As she reached the shopping mall, she could see a huge poster of a leading actress wearing sexy office clothes - A black polka dots shirt teamed up with a black pencil skirt and high heels. 
She instantly loved it. She could imagine herself out there on the poster.

She walked into the mall, thinking it would be easy to find one. She spent around 2 hours until it was time to close but could not find anything. She purchased a small pendant and left for the night.Her thought process compelled her to atleast buy something or the other(though un-important) 

It was 6 AM, time to go for a walk. Her schedule was too perfect to include anything else inside. As she put on her active wear, images of the black polka dot flashed right on her face. She was like, is it ? Do I love it so much ? Her mind was stuck. 

She quickly took the steps and went on for her morning walk. As she walked by, she could still think about the same attire. Her mind was definitely not in admiring nature at that hour.

What if she got the exact piece ? Would her best friend be jealous ? Would everyone in the office love it ? Would that be appropriate to wear in a place like Ahmedabad ?

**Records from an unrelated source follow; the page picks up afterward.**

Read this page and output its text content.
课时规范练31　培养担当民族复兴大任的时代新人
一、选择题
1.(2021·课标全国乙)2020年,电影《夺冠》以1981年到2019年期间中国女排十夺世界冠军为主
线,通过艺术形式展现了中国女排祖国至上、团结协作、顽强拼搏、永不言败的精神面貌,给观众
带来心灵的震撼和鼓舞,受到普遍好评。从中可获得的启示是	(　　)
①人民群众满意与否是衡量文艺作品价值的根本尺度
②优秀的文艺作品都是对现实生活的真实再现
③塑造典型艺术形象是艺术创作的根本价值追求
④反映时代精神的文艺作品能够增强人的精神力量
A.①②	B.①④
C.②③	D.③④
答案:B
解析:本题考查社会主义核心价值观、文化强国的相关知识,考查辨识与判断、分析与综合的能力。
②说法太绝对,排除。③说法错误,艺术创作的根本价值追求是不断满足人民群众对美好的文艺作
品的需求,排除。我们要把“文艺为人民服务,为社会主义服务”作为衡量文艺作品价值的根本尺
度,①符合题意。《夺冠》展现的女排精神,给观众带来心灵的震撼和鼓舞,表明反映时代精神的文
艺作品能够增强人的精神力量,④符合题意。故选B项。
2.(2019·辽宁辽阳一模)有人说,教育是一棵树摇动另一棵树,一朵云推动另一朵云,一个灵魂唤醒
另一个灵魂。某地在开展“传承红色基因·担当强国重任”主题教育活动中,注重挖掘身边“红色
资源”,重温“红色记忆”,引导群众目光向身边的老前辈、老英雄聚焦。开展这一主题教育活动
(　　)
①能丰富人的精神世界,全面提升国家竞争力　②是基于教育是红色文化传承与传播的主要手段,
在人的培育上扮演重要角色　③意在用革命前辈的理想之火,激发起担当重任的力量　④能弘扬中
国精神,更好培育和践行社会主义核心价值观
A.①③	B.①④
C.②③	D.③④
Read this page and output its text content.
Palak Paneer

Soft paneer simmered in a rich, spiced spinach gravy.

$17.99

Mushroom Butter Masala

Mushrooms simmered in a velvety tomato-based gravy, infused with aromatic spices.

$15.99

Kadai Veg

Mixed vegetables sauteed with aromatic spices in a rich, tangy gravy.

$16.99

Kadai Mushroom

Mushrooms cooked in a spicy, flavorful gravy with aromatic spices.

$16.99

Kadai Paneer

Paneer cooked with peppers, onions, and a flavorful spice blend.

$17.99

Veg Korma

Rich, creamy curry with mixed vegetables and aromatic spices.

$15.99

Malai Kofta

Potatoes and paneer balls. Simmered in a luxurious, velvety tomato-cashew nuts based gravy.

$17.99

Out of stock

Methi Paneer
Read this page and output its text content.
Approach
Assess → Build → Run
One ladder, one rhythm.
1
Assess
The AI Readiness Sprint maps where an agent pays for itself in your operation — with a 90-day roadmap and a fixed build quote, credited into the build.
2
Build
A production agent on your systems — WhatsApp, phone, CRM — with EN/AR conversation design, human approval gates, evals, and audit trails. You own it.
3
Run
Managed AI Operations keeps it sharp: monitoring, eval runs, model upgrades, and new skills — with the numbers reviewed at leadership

                       Devils in disguise of countless thoughts crowded her.

It was time to get back home and jump-start herself towards her work-place.She thought she did leave office early and try to look in an another mall. 

She reached office and thought to look it up online. She could find everything but nothing that really clicked her mind. 

She tried to work and concentrate. She left early to an another mall. Nothing, at all. She dialled her best friend's number and cut it off. 

                 Why am I becoming such an obsessed creature after a top!!! 

It had been two weeks, that she had been visiting various malls but could not find anything at all.

Sunday morning! She was supposed to meet her friends over lunch. It was her usual nature to dress up perfectly with not a hair out of place.And she knew she did take time to decide and dress up. 

                  Today it was only the polka dots that were dotted on her mind.

She walked towards her closet and wanted to just dress up casually. 
As she looked around, she found too much stuff. She thought, time to clean it up a bit and no more shopping ( Her heart just winked slyly) 

She thought she did just cancel going out and spend time in there. She called up and said no. A lil bit of drama but she knew she did convince her friends. 

She started pulling out her treasures one by one. She remembered how her dad counted her t-shirts while she was in college. She was obsessed. Too much obsessed with clothes. Nothing in the world could excite her than the mere name of shopping. And at one point she did love every piece of thread in her closet.

She looked at all her t-shirts, tops, dresses and what not. As she sat between piles of different fibers and colors, she could see a black and white thing which she had not seen for years. What is that ? 

Ecstatic moment!!! It was a black polka dot shirt which she had taken some years back, not wore it once and put it back in there,completely forgetting about it.

Really, Is this what I was searching for since weeks ? Something that was hidden inside my closet ? Something That long back I did not care for ? 

It din't take time now for her to realize. She realized, it was time to look inside. 

                   Inside her, Inside that hidden closet of hers - Her soul.